Eighteen-hour preservation of rat hearts with hexanol and pyruvate cardioplegia

Department of Medicine, University of California San Francisco 94143-0124.

OBJECTIVES. The aim of this study was to evaluate the effectiveness of 1-hexanol as an arresting agent and pyruvate as a substrate in a cardioplegic solution. BACKGROUND. Heart transplantation is limited in part by the short preservation time of donor hearts. Better preservation techniques would improve patient survival and the time and geographic area for using donor hearts. We previously showed that a cardioplegic solution containing ethanol and pyruvate was superior to a conventional high potassium cardioplegic solution in 24-h cold storage of hamster hearts. Hexanol, a more potent arresting agent than ethanol, might be a more suitable alcohol.
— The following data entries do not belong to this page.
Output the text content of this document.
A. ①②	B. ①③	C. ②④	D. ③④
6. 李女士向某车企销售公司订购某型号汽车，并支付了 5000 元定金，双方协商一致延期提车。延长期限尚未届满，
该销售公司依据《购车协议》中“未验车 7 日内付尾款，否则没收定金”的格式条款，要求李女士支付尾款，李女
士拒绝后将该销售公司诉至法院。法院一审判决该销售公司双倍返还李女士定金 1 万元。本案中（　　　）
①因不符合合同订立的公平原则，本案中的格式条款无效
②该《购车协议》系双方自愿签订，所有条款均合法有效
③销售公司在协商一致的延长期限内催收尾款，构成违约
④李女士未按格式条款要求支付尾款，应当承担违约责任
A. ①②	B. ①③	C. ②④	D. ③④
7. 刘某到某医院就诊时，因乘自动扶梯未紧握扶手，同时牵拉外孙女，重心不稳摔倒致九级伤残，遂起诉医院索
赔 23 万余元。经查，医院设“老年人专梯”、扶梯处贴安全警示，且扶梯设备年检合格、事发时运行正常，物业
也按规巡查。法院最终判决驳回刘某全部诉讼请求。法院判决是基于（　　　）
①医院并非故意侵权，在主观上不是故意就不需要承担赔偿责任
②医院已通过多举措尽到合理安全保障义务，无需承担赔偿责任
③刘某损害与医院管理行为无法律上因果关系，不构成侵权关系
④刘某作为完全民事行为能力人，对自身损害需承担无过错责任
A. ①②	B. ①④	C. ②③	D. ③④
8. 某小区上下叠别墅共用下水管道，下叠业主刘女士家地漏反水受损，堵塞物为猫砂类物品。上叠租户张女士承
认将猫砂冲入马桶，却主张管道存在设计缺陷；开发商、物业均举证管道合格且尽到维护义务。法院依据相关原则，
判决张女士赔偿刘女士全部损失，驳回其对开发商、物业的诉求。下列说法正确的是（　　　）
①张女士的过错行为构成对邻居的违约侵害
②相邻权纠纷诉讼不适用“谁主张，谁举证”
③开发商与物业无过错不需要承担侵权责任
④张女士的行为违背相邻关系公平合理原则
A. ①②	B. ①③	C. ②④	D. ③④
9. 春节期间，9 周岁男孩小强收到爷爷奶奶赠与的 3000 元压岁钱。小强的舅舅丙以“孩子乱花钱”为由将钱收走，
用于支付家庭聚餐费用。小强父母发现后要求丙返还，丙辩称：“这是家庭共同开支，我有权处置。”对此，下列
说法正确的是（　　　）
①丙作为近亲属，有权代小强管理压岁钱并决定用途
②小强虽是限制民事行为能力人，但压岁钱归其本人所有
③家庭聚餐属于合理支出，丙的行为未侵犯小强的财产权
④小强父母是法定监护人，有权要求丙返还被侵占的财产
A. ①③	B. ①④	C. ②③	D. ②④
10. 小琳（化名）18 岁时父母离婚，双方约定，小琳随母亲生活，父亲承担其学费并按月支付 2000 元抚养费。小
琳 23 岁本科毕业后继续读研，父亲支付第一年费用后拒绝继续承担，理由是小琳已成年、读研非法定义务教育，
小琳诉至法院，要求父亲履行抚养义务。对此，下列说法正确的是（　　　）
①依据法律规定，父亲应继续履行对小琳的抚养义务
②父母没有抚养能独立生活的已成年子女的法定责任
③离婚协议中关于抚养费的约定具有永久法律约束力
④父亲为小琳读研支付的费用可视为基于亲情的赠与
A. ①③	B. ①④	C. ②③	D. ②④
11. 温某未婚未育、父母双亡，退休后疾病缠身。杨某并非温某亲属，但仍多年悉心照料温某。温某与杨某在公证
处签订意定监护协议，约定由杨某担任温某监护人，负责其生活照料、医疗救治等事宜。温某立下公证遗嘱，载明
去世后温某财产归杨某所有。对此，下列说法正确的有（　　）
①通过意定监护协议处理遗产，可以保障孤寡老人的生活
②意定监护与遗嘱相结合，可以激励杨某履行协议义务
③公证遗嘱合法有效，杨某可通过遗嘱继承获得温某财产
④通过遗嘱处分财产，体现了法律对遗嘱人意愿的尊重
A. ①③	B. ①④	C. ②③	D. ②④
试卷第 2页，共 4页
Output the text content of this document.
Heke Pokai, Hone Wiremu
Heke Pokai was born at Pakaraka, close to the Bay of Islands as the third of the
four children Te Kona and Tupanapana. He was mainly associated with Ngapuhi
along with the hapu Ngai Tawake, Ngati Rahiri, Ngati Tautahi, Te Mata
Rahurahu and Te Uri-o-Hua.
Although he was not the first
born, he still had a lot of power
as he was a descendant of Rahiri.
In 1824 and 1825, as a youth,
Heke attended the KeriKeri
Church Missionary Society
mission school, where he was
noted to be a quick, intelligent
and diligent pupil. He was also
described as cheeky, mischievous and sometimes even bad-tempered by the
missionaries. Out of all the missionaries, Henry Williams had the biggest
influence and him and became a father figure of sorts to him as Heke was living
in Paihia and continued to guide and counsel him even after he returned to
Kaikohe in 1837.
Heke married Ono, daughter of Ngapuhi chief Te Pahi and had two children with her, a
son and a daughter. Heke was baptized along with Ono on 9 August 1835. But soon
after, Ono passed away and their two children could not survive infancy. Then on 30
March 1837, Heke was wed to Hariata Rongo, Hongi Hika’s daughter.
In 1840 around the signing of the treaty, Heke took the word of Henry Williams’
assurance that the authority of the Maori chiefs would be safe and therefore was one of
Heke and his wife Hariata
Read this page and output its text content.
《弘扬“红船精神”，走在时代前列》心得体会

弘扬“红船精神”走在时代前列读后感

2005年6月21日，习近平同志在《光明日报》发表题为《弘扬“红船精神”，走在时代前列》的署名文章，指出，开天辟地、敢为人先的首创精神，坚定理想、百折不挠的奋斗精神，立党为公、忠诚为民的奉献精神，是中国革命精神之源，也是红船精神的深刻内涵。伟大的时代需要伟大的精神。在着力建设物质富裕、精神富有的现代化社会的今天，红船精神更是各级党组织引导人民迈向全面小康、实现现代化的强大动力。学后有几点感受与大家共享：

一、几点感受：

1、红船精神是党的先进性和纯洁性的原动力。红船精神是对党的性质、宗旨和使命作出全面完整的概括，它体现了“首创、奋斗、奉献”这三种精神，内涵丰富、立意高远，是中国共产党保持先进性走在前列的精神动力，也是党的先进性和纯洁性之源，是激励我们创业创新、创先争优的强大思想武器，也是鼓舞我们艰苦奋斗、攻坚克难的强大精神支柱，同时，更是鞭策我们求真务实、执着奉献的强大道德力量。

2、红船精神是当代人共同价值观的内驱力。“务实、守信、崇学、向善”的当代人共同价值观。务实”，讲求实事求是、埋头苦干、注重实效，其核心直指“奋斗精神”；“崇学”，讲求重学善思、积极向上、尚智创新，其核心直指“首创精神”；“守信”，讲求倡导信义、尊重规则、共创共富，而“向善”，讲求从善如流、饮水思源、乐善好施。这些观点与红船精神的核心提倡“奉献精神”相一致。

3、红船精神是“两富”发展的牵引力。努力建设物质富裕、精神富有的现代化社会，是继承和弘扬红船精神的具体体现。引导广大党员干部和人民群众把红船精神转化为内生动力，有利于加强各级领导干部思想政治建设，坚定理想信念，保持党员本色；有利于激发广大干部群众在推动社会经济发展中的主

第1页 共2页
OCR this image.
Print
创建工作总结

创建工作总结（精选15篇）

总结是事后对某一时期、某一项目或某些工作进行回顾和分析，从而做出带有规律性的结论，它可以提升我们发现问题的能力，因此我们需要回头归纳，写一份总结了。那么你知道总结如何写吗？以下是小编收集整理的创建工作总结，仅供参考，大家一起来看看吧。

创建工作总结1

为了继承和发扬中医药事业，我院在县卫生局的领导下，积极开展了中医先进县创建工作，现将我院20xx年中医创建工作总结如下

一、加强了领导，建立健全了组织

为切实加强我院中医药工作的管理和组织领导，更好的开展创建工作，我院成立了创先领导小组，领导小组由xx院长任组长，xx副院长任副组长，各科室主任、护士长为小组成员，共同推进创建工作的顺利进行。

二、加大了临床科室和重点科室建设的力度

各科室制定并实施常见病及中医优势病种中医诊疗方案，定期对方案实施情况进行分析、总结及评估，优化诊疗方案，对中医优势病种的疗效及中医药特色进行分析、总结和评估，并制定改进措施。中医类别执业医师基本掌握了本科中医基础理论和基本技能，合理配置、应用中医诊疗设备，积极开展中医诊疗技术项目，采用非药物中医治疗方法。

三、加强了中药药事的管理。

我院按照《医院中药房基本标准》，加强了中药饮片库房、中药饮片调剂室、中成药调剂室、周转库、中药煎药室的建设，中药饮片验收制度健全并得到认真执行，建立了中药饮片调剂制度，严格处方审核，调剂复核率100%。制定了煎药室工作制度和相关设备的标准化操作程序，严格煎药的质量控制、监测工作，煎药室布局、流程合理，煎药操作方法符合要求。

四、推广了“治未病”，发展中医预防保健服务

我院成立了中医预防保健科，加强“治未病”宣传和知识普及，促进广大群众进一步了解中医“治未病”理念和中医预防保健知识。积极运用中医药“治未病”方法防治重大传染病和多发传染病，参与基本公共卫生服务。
METHODS. Rat hearts were arrested and stored for 18 h at 4 degrees C with an ethanol (3 vol% = 510 mmol/liter) or 1-hexanol (4 mmol/liter) and pyruvate (10 mmol/liter) cardioplegic solution, St. Thomas' Hospital solution and Stanford solution and subsequently reperfused for 1 h at 35 degrees C. In other groups of hearts, basal oxygen consumption and rest intracellular calcium (Indo 1 technique) were evaluated during ethanol-, hexanol- and potassium-induced cardiac arrest. RESULTS. The percent recovery of left ventricular developed pressure and rate-pressure product were significantly better with the hexanol cardioplegic solution (67 +/- 21% and 58 +/- 19%, respectively; p < 0.05 for all comparisons) compared with the ethanol (10 +/- 7% and 5 +/- 4%), St. Thomas' Hospital (14 +/- 6% and 10 +/- 5%) and Stanford solutions (2 +/- 2% and 2 +/- 1%, respectively). Exclusion of ethanol and hexanol from storage solutions did not influence functional recovery. Values for oxygen consumption after 15- and 30-min ethanol- and hexanol-induced arrest were significantly lower than those after potassium-induced cardiac arrest. There was no difference in the rest intracellular calcium during cardiac arrest induced by the three arresting agents. CONCLUSIONS. A hexanol and pyruvate cardioplegic solution was more favorable than ethanol or conventional solutions for long-term cold storage of rat hearts. The beneficial effects of hexanol may have been provided in part by lower energy consumption during hexanol-induced cardiac arrest. These results may have implications for preservation of hearts for heart transplantation.